Q1.Identify and briefly describe the weaknesses in internal control over the existing sales ordering system.
Q.2 Recommend improvements for the weaknesses identified
Al Mac Wheel
1 year ago
Your flow chart is incomplete.
* do what if new customer
* suppose customer tries to place order by some method other than the snail mail
* if credit not approved, who all notified why, such as the customer
* do what if not in stock
* should sales order have copy # 3 immediately back to customer as an acknowlegement of the order, with what our pricing is, so customer can see that it got entered correctly
There are opportunities for embezzlement
* Customer sends money with order, which disappears in the sales office & no one knows who took the money
* Value of order gets inflated so customer gets over-billed, and someone pockets the excess money, where the invoice copies are not really identical
Failure to have control #s on the various documents along the way means that an inordinate amount of time and energy is expended when
* customer calls to ask about status of sales order
* customer calls to claim they got the invoice but not the product, so you have to trace the product
* paperwork is piling up waiting on the inventory to arrive … when multiple customers have ordered same stuff, how do you prioritize who gets it, when it does arrive & not enough for all the orders … so much simpler if the sales orders have data AND some kind of serial #, such as TIME (in addition to date) taken to excess decimal places (fractions of a second)
In any modern busines there is a computer system.
Various control #s ride along with records
cust #, product coding, delivery address might not be same as billing address, code for credit dept approval or whatever, date of shipment
The computer system often comes with its own internal controls, and may have some flaws relative to your business
Even with computer system, there are control issues.

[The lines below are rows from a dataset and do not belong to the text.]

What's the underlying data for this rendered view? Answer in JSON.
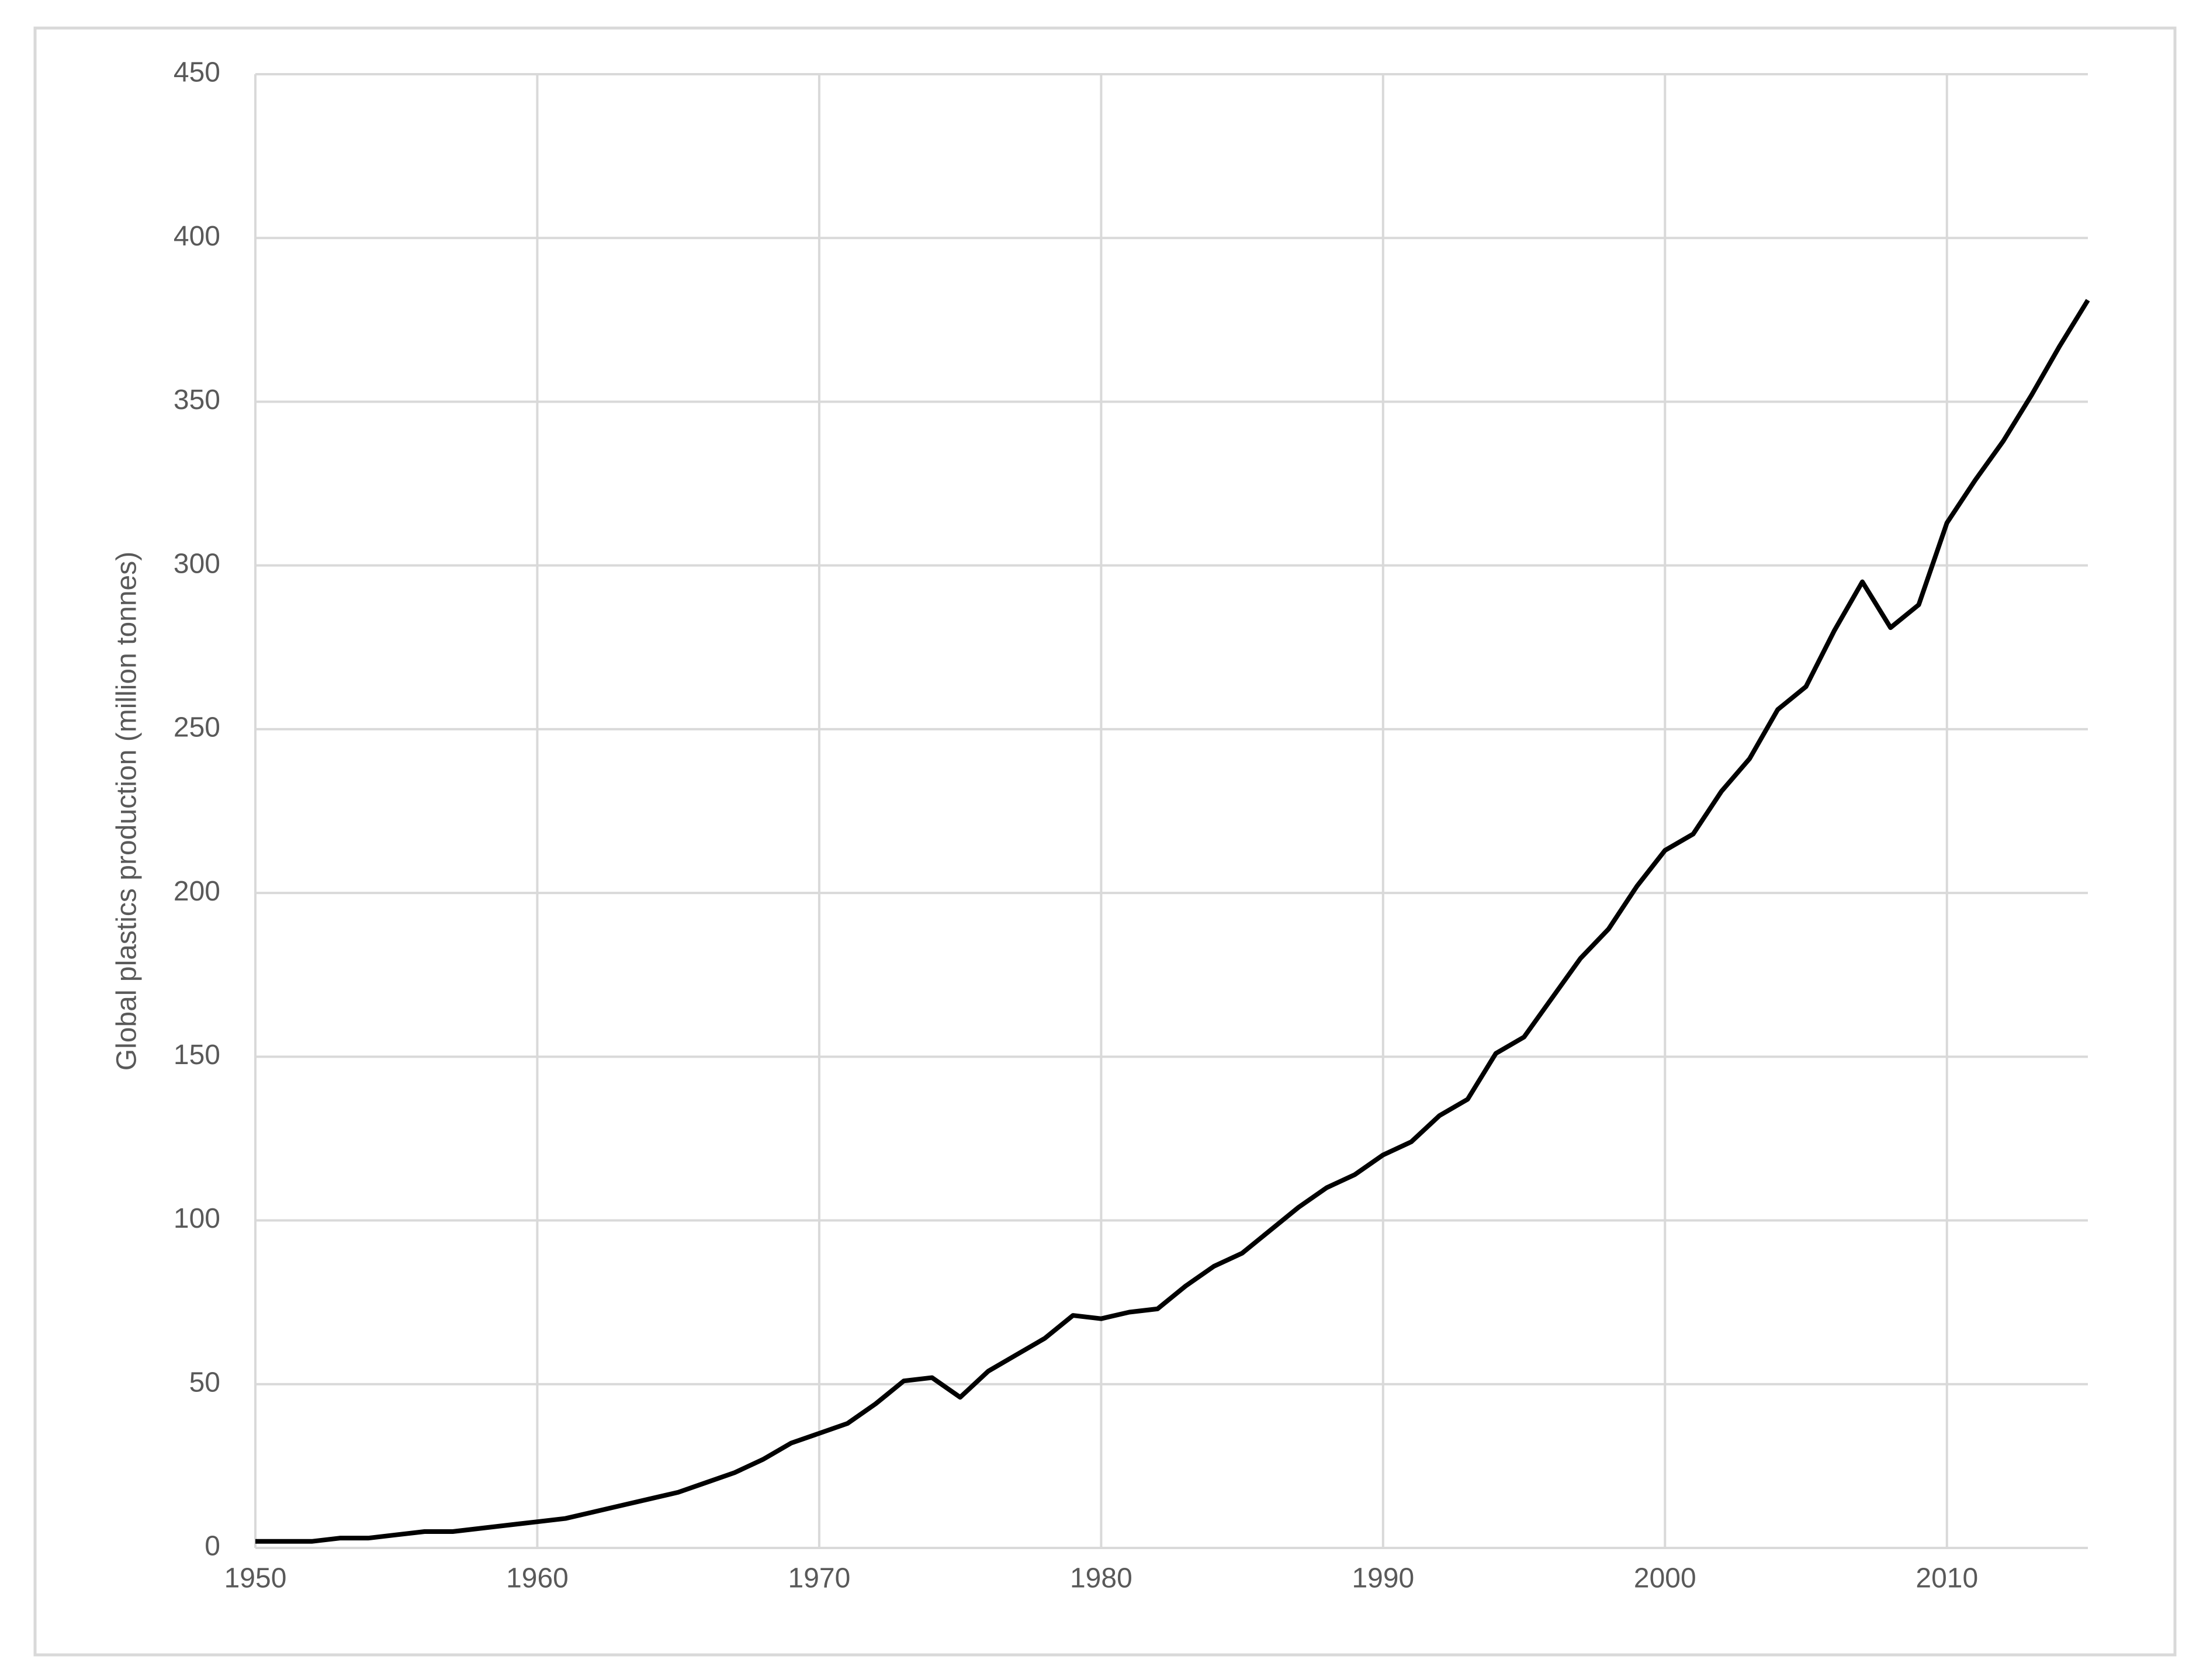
{
  "chart_data": {
    "type": "line",
    "y_label": "Global plastics production (million tonnes)",
    "x": [
      1950,
      1951,
      1952,
      1953,
      1954,
      1955,
      1956,
      1957,
      1958,
      1959,
      1960,
      1961,
      1962,
      1963,
      1964,
      1965,
      1966,
      1967,
      1968,
      1969,
      1970,
      1971,
      1972,
      1973,
      1974,
      1975,
      1976,
      1977,
      1978,
      1979,
      1980,
      1981,
      1982,
      1983,
      1984,
      1985,
      1986,
      1987,
      1988,
      1989,
      1990,
      1991,
      1992,
      1993,
      1994,
      1995,
      1996,
      1997,
      1998,
      1999,
      2000,
      2001,
      2002,
      2003,
      2004,
      2005,
      2006,
      2007,
      2008,
      2009,
      2010,
      2011,
      2012,
      2013,
      2014,
      2015
    ],
    "series": [
      {
        "color": "#000000",
        "values": [
          2,
          2,
          2,
          3,
          3,
          4,
          5,
          5,
          6,
          7,
          8,
          9,
          11,
          13,
          15,
          17,
          20,
          23,
          27,
          32,
          35,
          38,
          44,
          51,
          52,
          46,
          54,
          59,
          64,
          71,
          70,
          72,
          73,
          80,
          86,
          90,
          97,
          104,
          110,
          114,
          120,
          124,
          132,
          137,
          151,
          156,
          168,
          180,
          189,
          202,
          213,
          218,
          231,
          241,
          256,
          263,
          280,
          295,
          281,
          288,
          313,
          326,
          338,
          352,
          367,
          381
        ]
      }
    ],
    "xlim": [
      1950,
      2015
    ],
    "xticks": [
      1950,
      1960,
      1970,
      1980,
      1990,
      2000,
      2010
    ],
    "ylim": [
      0,
      450
    ],
    "yticks": [
      0,
      50,
      100,
      150,
      200,
      250,
      300,
      350,
      400,
      450
    ],
    "grid": true
  }
}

e.g. human being enters customer order into the computer … the computer issues an order #, which the human being transcribes onto the original paperwork … people downstream gets lists of needs, which they update Ok not, whatever … but we have had people who make an error in the original customer order, such that the input gets cancelled, and the person doing the data entry not realize it, then a month later customer calls "where is my order, when will I get it?" customer service looks up original paperwork, can’t find order in the system, comes crying to computer dept asking "Who is deleting my orders?" and they don’t want to accept answer that they never entered it properly in first place.